AFM is a disease that attacks the gray matter of the victim's spinal cord, which can cause serious damage to the central nervous system. Symptoms like muscle weakness, facial drooping, limb paralysis, and trouble swallowing or slurred speech can manifest quickly and require immediate medical attention. There is no specific way to treat the disease or reverse its effects, but physical therapy can help some victims regain mobility.

The condition usually develops following a viral infection, such as enterovirus and West Nile virus, but there's no one virus is linked to AFM. Environmental toxins and autoimmune diseases can also trigger it.

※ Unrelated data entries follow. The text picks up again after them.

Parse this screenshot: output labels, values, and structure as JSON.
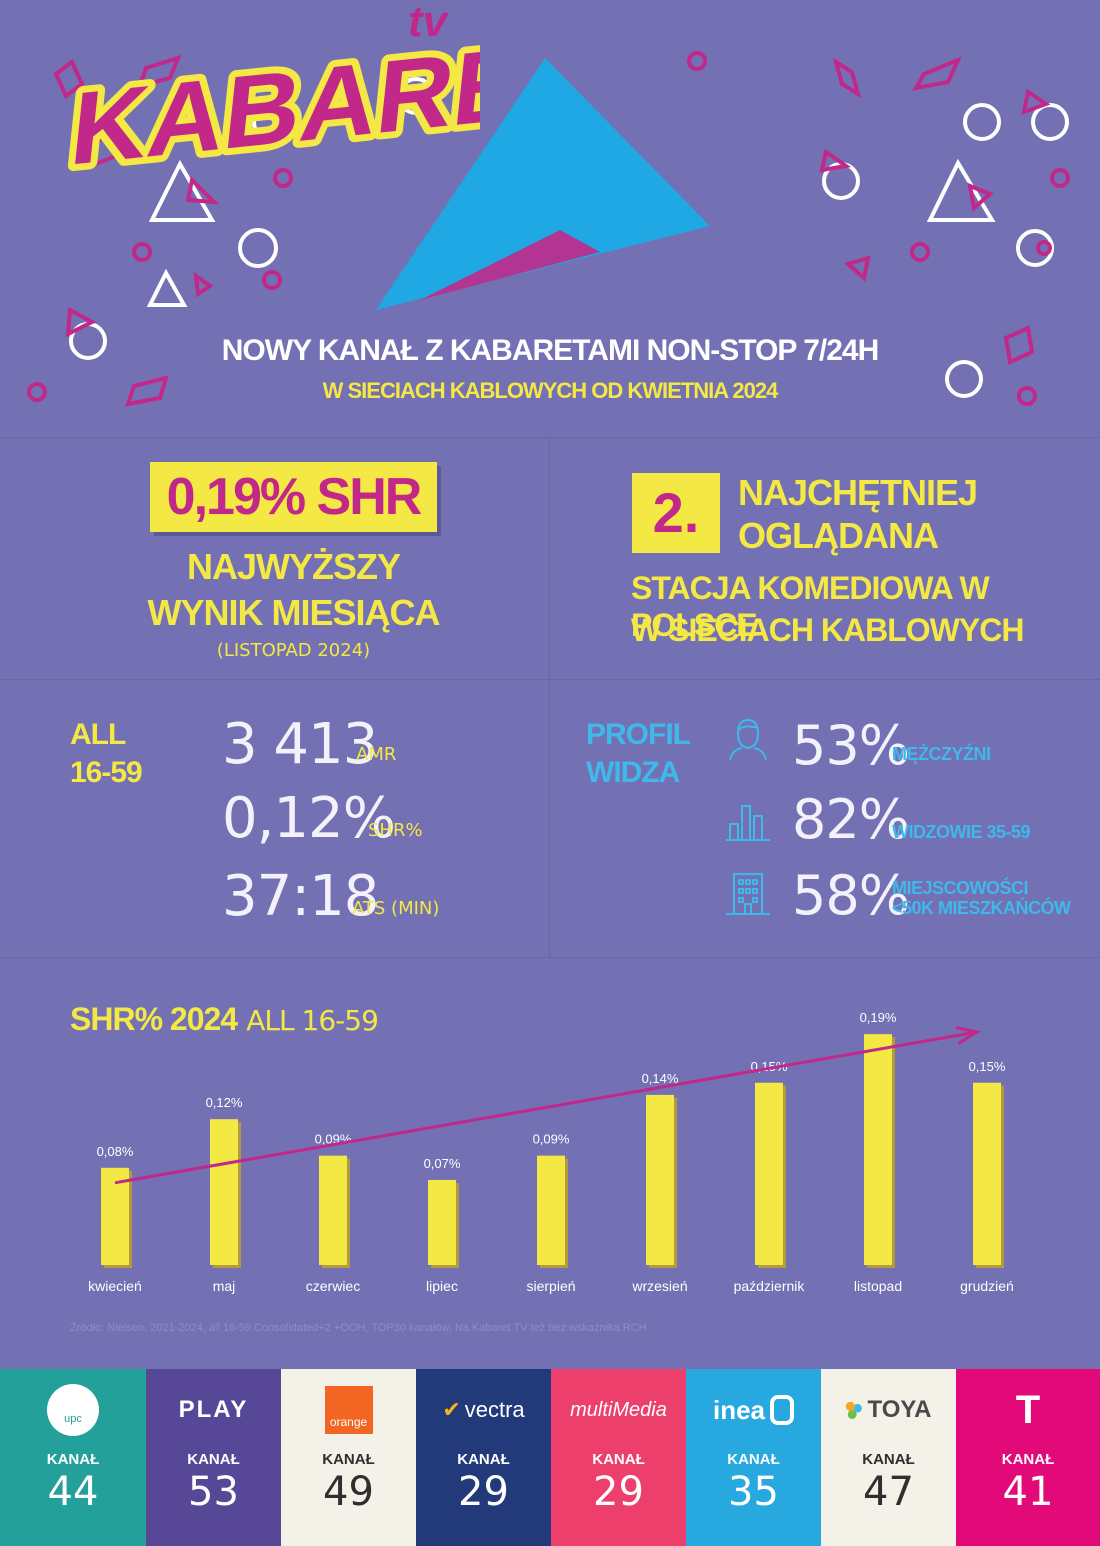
{
  "hero": {
    "logo_text": "KABARET",
    "logo_suffix": "tv",
    "headline": "NOWY KANAŁ Z KABARETAMI NON-STOP 7/24H",
    "subline": "W SIECIACH KABLOWYCH OD KWIETNIA 2024"
  },
  "best_month": {
    "value": "0,19% SHR",
    "line1": "NAJWYŻSZY",
    "line2": "WYNIK MIESIĄCA",
    "date": "(LISTOPAD 2024)"
  },
  "ranking": {
    "number": "2.",
    "line1": "NAJCHĘTNIEJ",
    "line2": "OGLĄDANA",
    "station1": "STACJA KOMEDIOWA W POLSCE",
    "station2": "W SIECIACH KABLOWYCH"
  },
  "metrics": {
    "group1": "ALL",
    "group2": "16-59",
    "items": [
      {
        "value": "3 413",
        "label": "AMR"
      },
      {
        "value": "0,12%",
        "label": "SHR%"
      },
      {
        "value": "37:18",
        "label": "ATS (MIN)"
      }
    ]
  },
  "profile": {
    "title1": "PROFIL",
    "title2": "WIDZA",
    "items": [
      {
        "icon": "man-icon",
        "value": "53%",
        "label1": "MĘŻCZYŹNI",
        "label2": ""
      },
      {
        "icon": "bar-chart-icon",
        "value": "82%",
        "label1": "WIDZOWIE 35-59",
        "label2": ""
      },
      {
        "icon": "building-icon",
        "value": "58%",
        "label1": "MIEJSCOWOŚCI",
        "label2": "<50K MIESZKAŃCÓW"
      }
    ]
  },
  "chart_data": {
    "type": "bar",
    "title": "SHR% 2024",
    "subtitle": "ALL 16-59",
    "categories": [
      "kwiecień",
      "maj",
      "czerwiec",
      "lipiec",
      "sierpień",
      "wrzesień",
      "październik",
      "listopad",
      "grudzień"
    ],
    "values": [
      0.08,
      0.12,
      0.09,
      0.07,
      0.09,
      0.14,
      0.15,
      0.19,
      0.15
    ],
    "data_labels": [
      "0,08%",
      "0,12%",
      "0,09%",
      "0,07%",
      "0,09%",
      "0,14%",
      "0,15%",
      "0,19%",
      "0,15%"
    ],
    "ylim": [
      0,
      0.2
    ],
    "grid": false,
    "trend_arrow": true,
    "bar_color": "#f4e845",
    "trend_color": "#c2278a"
  },
  "source": "Źródło: Nielsen, 2021-2024, all 16-59 Consolidated+2 +OOH, TOP30 kanałów, Na Kabaret TV też bez wskaźnika RCH",
  "operators": [
    {
      "name": "upc",
      "logo_text": "upc",
      "kanal": "KANAŁ",
      "number": "44",
      "bg": "#23a09a",
      "fg": "#ffffff"
    },
    {
      "name": "play",
      "logo_text": "PLAY",
      "kanal": "KANAŁ",
      "number": "53",
      "bg": "#574797",
      "fg": "#ffffff"
    },
    {
      "name": "orange",
      "logo_text": "orange",
      "kanal": "KANAŁ",
      "number": "49",
      "bg": "#f4f1e8",
      "fg": "#2f2f2f"
    },
    {
      "name": "vectra",
      "logo_text": "vectra",
      "kanal": "KANAŁ",
      "number": "29",
      "bg": "#22397a",
      "fg": "#ffffff"
    },
    {
      "name": "multimedia",
      "logo_text": "multiMedia",
      "kanal": "KANAŁ",
      "number": "29",
      "bg": "#ec3f6c",
      "fg": "#ffffff"
    },
    {
      "name": "inea",
      "logo_text": "inea",
      "kanal": "KANAŁ",
      "number": "35",
      "bg": "#27a8df",
      "fg": "#ffffff"
    },
    {
      "name": "toya",
      "logo_text": "TOYA",
      "kanal": "KANAŁ",
      "number": "47",
      "bg": "#f4f1e8",
      "fg": "#2f2f2f"
    },
    {
      "name": "t-mobile",
      "logo_text": "T",
      "kanal": "KANAŁ",
      "number": "41",
      "bg": "#e20a79",
      "fg": "#ffffff"
    }
  ]
}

Acute flaccid myelitis has been on the rise since 2014, and the CDC expects to see a higher-than-average number of cases this year. The department isn't sure of what's causing the spike, but even with incidents on the rise, the disease is still incredibly rare. It affects mostly children under age 19, and kids younger than 4 account for most of the cases. The chances of a kid contracting the infection in the U.S. are less than one in 1 million.

To protect yourself and your children against AFM, the CDC recommends following general good health practices. Stay up-to-date on your vaccines, avoid mosquitos, and wash your hands regularly and thoroughly to ward off viruses.